Il y a tout de même les problèmes relatifs aux investissements réalisés par les industriels en matière d’électricité ?
C’est un problème qui existe depuis longtemps. La plupart des compagnies aurifères ont été obligées de faire des investissements pour acheminer de l’électricité jusqu’à leurs usines, au moment où l’État n’était pas encore prêt à les faire. Et ces industriels devraient être remboursés ou bénéficier de tarifs préférentiels pour couvrir leurs investissements. Pour cela, des conventions ont été signées avec l’État en vue de sécuriser ces tarifs de l’électricité. Et ces miniers ont établi des conventions qui précisent, soit des tarifs préférentiels, soit une stabilité des coûts pendant la durée de vie de la mine, puisque les études de faisabilité sont basées sur ces principes.

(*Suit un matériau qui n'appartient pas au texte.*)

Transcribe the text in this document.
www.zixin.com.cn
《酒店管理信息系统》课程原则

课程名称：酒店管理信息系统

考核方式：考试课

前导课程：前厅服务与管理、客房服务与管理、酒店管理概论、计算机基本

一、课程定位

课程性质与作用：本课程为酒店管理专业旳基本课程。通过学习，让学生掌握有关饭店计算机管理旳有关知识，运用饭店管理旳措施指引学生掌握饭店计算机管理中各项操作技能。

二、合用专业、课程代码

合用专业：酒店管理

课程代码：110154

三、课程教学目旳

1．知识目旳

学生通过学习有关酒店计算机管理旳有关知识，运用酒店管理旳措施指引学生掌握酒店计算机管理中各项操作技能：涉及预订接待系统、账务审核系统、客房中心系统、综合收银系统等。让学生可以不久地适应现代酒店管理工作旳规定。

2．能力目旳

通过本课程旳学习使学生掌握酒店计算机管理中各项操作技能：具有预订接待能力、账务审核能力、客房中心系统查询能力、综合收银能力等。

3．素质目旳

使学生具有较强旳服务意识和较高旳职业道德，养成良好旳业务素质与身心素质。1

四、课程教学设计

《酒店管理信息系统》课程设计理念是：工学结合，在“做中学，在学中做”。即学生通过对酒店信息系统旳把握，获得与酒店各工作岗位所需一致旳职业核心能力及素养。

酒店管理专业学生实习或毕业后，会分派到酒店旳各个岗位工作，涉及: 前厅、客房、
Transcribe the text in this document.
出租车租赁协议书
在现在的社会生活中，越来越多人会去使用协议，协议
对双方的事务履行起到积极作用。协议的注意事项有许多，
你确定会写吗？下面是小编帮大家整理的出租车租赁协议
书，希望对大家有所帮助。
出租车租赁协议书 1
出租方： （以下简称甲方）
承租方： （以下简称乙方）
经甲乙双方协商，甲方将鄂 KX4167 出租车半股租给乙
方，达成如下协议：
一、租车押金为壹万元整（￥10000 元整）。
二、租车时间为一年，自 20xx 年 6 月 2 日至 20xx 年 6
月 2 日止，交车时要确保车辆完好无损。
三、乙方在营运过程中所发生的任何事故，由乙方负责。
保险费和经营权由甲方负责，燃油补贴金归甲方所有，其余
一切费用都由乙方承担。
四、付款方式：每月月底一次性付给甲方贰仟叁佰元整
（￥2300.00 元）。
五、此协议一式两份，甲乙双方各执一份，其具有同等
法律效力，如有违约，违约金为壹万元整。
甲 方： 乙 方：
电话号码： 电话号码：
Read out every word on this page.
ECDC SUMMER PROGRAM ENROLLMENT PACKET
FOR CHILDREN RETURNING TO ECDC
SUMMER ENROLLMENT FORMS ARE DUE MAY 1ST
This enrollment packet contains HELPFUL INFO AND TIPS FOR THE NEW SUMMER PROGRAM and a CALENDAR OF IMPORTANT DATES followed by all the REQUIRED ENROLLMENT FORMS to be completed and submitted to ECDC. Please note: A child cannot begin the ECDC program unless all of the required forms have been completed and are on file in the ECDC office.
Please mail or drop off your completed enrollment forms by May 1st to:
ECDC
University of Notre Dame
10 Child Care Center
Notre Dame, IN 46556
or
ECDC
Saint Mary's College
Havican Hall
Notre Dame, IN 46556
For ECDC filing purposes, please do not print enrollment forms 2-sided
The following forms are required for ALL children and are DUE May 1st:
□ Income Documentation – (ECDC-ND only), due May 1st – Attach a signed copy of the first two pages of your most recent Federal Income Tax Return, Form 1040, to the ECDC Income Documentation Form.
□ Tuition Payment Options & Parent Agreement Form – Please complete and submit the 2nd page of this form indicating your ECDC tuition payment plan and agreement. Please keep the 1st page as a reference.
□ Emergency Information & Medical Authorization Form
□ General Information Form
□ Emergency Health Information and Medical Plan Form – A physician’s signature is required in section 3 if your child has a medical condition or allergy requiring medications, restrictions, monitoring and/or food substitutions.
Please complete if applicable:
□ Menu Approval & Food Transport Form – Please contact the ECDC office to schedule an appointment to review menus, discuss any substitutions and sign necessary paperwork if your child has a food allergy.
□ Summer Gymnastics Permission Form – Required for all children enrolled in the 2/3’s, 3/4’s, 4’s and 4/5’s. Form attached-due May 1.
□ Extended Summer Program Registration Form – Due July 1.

Mais jusque-là il n'y a qu’une seule société sur les quatre en production qui bénéficie de ces tarifs préférentiels. Ces accords ne sont pas appliqués pour les autres sociétés qui exploitent l’or dans le pays. La raison évoquée par l’État ivoirien est que le secteur de l’électricité reste toujours déficitaire. Et les sociétés d’exploitation, en dehors de celle précitée, sont toujours soumises au tarif normal que la CIE applique à tous les industriels du pays. Le GPMCI continue les négociations avec l’État en vue de stabiliser les tarifs et éviter d’atteindre un certain coût qui pourrait handicaper l’industrie minière ivoirienne. Sans oublier les mécanismes de remboursement pour lesquels des commissions techniques ont été mises en place pour réfléchir. Et les industriels attendent qu’une solution idoine soit trouvée le plus tôt possible sur ce problème de l’électricité qui ne fait que perdurer…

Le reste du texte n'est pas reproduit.